At this point we have prepped a simulation of one thermodynamic cycle with two legs named lig and com. TIES20 will set these legs up in the directories ties/ties-ligandA-ligandB/(lig/com) and these map to the system/ligand/thermodynamic_leg/ directory structure that was discussed in the Tutorial section. In ties/ties-ligandA-ligandB/(lig/com) there will be the build directory and TIES.cfg files as also seen in the Tutorial. The automatic settings in TIES.cfg will be good for a default simulation but in general we may wish to change these quickly and or write submission scripts for these simulations. To do this we can use the TIES_MD API as follows:

#tiesMD imports
from TIES_MD import TIES
import os

#iterate over both legs of BFE calculation
for thermo_leg in ['com', 'lig']:
    #point to the simulation directory
    ties_dir = os.path.join(os.getcwd(), 'ties', 'ties-ligandA-ligandB', thermo_leg)
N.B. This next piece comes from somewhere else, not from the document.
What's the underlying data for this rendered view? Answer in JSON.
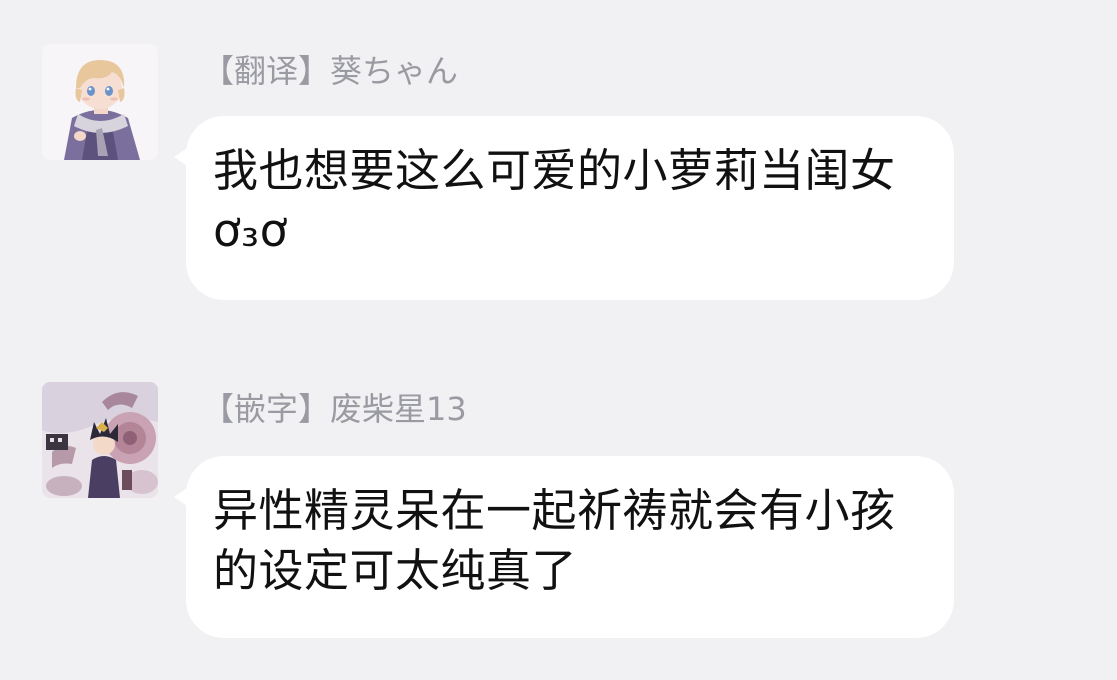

    #read the default TIES.cfg to initialize
    md = TIES(ties_dir)

    #change some settings in TIES.cfg
    md.split_run = 1
    md.total_reps = 6

    #inspect all the options we can configure and change
    md.get_options()

    #change the header of generated submission scripts
    md.sub_header = """#Example script for Summit OpenMM
#BSUB -P CHM155_001
#BSUB -W 120
#BSUB -nnodes 13
#BSUB -alloc_flags "gpudefault smt1"
#BSUB -J LIGPAIR
#BSUB -o oLIGPAIR.%J
#BSUB -e eLIGPAIR.%J"""

    #Setting HPC specific elements of run line (example here is Summit)
    md.pre_run_line = 'jsrun --smpiargs="off" -n 1 -a 1 -c 1 -g 1 -b packed:1 '

    #Setting ties_md part of run line
    md.run_line = 'ties_md --config_file=$ties_dir/TIES.cfg --windows_mask=$lambda,$(expr $lambda + 1) --node_id=$i'

    #setup the new simulation with changed options (also writes submission script)
    md.setup()

This changes the TIES.cfg options split_run to 1 (True) and total_reps to 6. To see all configurable options the user can run md.get_options() as shown above. To generate a general submission script we are modifying the sub_header, pre_run_line and run_line internal options and these set what TIES_MD writes into the submission script, for more details see API. These scripts can be summited to the HPC scheduler, once they finish the last step to get a \({ΔΔ G}\) is analysis.

BFE Analysis

Once the simulations are finished the analysis can be performed as discussed in the Tutorial section. If we are in the ties/ties-ligandA-ligandB/(lig/com) directory run:

cd ../../..
ties_ana --run_type=setup

Then modify the analysis.cfg file such the legs option is now to legs = lig, com (the two legs of our cycle). Note, configured like this the \({ΔΔ G}\) is computed as the \({Ξ” G}\) of the ligand simulation minus the \({Ξ” G}\) of the complex simulation, take care this gives you the same \({ΔΔ G}\) as you want to compare to in experiment and it depends on which ligand is ligandA/B in the cycle. Running the following command will once again give a results.dat file as output:

ties_ana

results.dat file file will have the same format as in the Tutorial section but it now contains the \({ΔΔ G}\) of each transformation and the associated standard error of the mean (SEM). The print out on the terminal will detail the individual \({Ξ” G}\) results for each thermodynamic leg.